The next best thing to that? The Architecture of Radio, a new exhibition by Dutch designer Richard Vijgen that uses an augmented reality iPad app to visualize the network of radio waves that surrounds us, revealing the invisible traffic of smartphones, GPS units, Wi-Fi routers, cell towers, overhead satellites, and more.

"As an information designer, I'm interested in visualizing things we cannot see," says Vijgen over email. "Most of the information we consume is delivered to us over the air via radio waves . . . We are connected 24/7 through devices that communicate wirelessly over Wi-Fi or cellular networks, yet contrary to the radio towers and transmission stations of the early days of radio, the infrastructure that underpins our information society is barely visible. Wi-Fi routers are hidden behind bookshelves and cell towers are mounted to existing buildings or disguised as trees."
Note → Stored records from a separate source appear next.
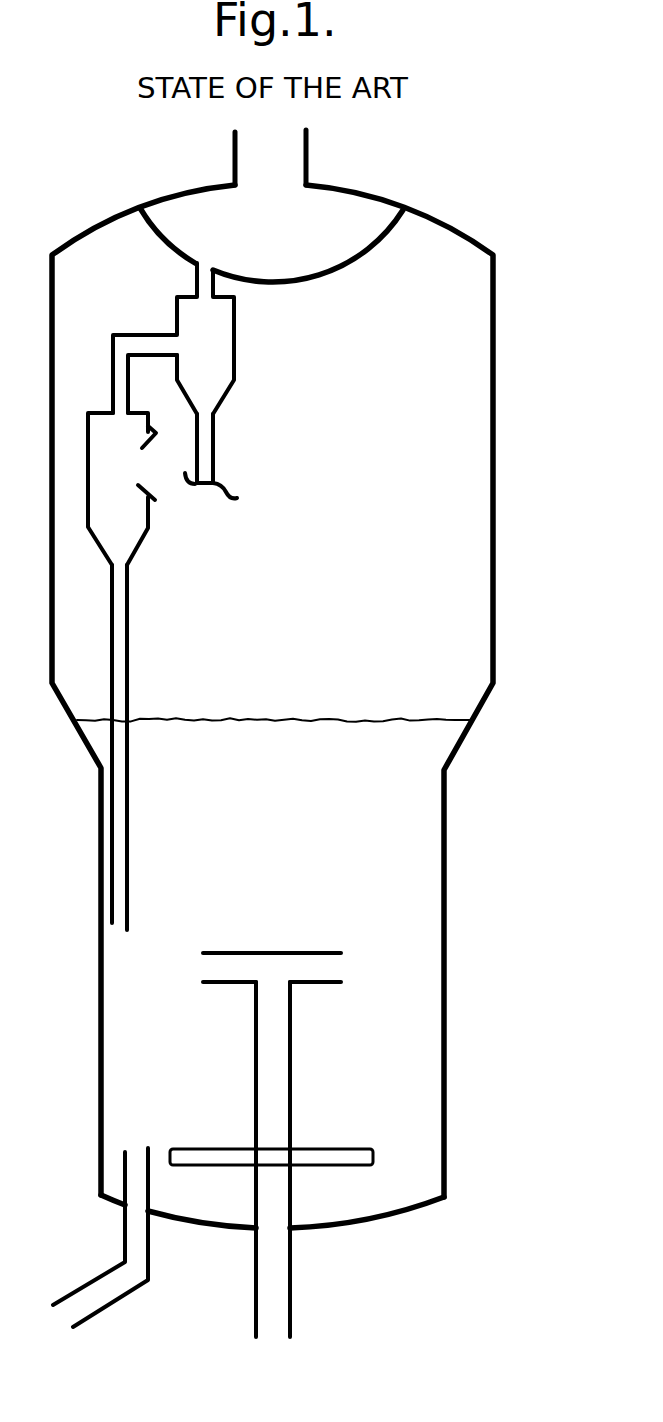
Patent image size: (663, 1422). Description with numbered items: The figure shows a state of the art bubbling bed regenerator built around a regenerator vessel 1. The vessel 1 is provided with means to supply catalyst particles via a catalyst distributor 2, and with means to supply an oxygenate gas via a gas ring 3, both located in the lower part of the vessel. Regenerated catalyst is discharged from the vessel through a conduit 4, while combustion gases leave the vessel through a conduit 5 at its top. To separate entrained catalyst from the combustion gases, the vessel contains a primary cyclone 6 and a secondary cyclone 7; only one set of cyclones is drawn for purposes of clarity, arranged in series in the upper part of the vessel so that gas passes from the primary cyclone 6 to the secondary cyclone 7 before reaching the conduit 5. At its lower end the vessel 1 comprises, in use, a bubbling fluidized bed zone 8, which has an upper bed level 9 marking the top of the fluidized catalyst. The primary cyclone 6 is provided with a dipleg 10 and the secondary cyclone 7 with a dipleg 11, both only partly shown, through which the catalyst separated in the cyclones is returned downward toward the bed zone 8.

The bubbling bed regenerator vessel 1 is at (445, 947).
The catalyst distributor 2 is at (293, 1298).
The gas ring 3 is at (350, 1148).
The conduit 4 is at (153, 1270).
The conduit 5 is at (307, 146).
The primary cyclone 6 is at (150, 522).
The secondary cyclone 7 is at (237, 357).
The bubbling fluidized bed zone 8 is at (328, 823).
The upper bed level 9 is at (408, 718).
The dipleg 10 is at (130, 650).
The dipleg 11 is at (217, 458).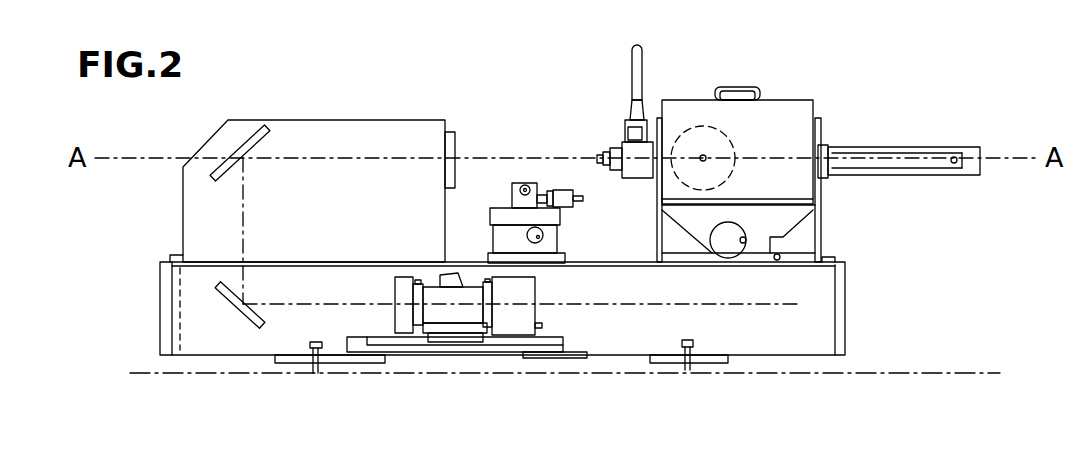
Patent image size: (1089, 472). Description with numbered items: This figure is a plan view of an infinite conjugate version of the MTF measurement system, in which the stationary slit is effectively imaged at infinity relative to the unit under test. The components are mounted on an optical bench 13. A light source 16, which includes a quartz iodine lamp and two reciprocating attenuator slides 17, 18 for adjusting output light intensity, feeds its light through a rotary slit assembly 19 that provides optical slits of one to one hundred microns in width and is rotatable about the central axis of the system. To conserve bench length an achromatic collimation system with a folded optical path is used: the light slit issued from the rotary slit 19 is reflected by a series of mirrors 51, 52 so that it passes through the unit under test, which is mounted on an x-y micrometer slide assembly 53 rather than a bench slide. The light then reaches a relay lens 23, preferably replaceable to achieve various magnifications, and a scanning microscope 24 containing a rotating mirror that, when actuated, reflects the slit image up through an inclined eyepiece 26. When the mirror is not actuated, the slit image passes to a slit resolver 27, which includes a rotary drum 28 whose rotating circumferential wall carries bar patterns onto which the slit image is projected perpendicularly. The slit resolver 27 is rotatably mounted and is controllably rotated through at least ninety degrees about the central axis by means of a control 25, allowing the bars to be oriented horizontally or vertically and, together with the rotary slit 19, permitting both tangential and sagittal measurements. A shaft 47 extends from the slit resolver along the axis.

The optical bench 13 is at (845, 325).
The light source 16 is at (535, 313).
The attenuator slide 17 is at (485, 323).
The attenuator slide 18 is at (417, 328).
The rotary slit assembly 19 is at (402, 333).
The relay lens 23 is at (597, 152).
The scanning microscope 24 is at (638, 168).
The control 25 is at (733, 250).
The inclined eyepiece 26 is at (633, 73).
The slit resolver 27 is at (805, 102).
The rotary drum 28 is at (733, 145).
The shaft 47 is at (918, 175).
The mirror 51 is at (242, 323).
The mirror 52 is at (253, 137).
The x-y micrometer slide assembly 53 is at (557, 263).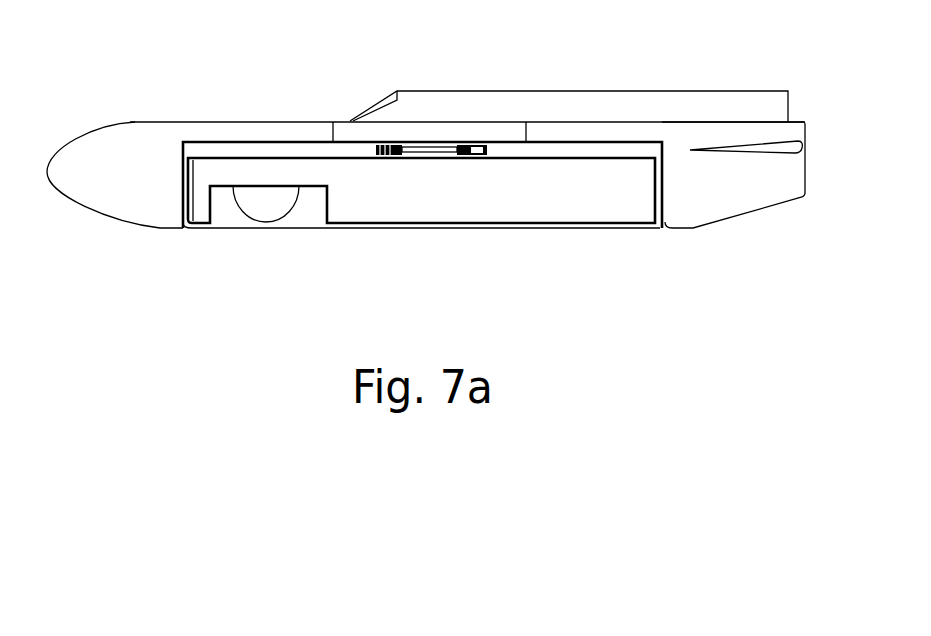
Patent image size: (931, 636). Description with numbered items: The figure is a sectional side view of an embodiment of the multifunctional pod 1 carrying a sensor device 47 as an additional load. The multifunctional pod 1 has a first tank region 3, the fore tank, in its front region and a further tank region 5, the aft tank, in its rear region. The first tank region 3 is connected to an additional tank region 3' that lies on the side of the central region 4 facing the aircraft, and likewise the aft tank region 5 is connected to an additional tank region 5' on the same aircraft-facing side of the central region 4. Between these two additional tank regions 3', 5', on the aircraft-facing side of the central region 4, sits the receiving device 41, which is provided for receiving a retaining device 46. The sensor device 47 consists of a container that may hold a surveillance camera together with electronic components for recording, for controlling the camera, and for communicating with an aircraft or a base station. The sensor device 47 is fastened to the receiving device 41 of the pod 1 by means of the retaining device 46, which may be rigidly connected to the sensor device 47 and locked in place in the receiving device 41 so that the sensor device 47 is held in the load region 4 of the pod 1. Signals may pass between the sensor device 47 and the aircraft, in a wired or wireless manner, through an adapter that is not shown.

The multifunctional pod 1 is at (150, 84).
The first tank region 3 is at (115, 206).
The additional tank region 3' is at (271, 93).
The central region 4 is at (663, 231).
The receiving device 41 is at (352, 150).
The retaining device 46 is at (440, 150).
The sensor device 47 is at (483, 197).
The tank region 5 is at (733, 201).
The additional tank region 5' is at (594, 88).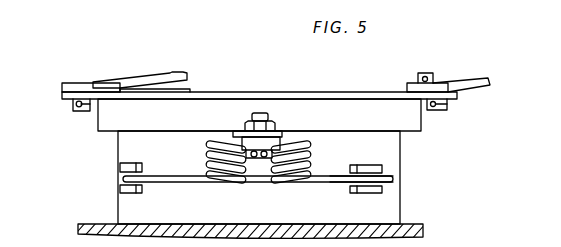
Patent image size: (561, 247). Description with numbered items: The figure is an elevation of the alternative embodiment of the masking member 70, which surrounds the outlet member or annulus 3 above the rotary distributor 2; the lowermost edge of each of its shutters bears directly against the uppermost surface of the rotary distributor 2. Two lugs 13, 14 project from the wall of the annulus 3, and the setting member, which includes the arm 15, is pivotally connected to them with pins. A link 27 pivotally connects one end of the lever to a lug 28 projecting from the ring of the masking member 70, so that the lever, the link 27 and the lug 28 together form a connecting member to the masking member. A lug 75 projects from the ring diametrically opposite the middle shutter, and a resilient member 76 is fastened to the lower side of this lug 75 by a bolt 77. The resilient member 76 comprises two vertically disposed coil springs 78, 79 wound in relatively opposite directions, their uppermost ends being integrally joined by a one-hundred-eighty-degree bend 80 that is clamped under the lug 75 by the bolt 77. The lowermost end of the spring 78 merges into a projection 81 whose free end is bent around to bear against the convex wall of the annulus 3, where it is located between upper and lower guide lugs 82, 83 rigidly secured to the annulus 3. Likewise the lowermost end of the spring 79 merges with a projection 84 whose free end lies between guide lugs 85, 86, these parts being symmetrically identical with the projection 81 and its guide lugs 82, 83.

The rotary distributor 2 is at (423, 230).
The annulus 3 is at (399, 213).
The lug 13 is at (62, 95).
The lug 14 is at (458, 97).
The arm 15 is at (122, 80).
The link 27 is at (466, 82).
The lug 28 is at (384, 92).
The masking member 70 is at (97, 125).
The lug 75 is at (237, 132).
The resilient member 76 is at (271, 181).
The bolt 77 is at (273, 129).
The coil spring 78 is at (297, 180).
The coil spring 79 is at (222, 179).
The bend 80 is at (284, 143).
The projection 81 is at (330, 177).
The upper guide lug 82 is at (382, 168).
The lower guide lug 83 is at (383, 190).
The projection 84 is at (166, 176).
The guide lug 85 is at (120, 168).
The guide lug 86 is at (122, 190).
The aim of Vijgen's app is to reveal this invisible architecture around us. On display at ZKM in Karlsruhe, Germany, Vijgen's exhibition invites visitors to use an iPad to view the data webs around them. The app uses GPS to get the user's location, then finds cell towers within reach using OpenCellID and any satellites passing overhead from NASA's [JPL](http://pds.jpl.nasa.gov/) data. Within ZKM, the app also has been programmed to "see" the wired communication infrastructure around you: for example, the data pulsing off of Wi-Fi routers and ethernet cables embedded in the exhibition space. It then animates all of this information on the iPad's screen, simulating the "infosphere" that surrounds us all and allowing us to see its patterns.

It is this infosphere that Vijgen hopes visitors to the Architecture of Radio will think about long after they leave the exhibition. "We cannot see the very thing that is defining our time, and that concerns me," says Vijgen. "As technology is becoming more and more transparent, I think data visualization can help us to relate to things that are invisible, yet play an important role in our lives." It will be on display at ZKM until April 2016.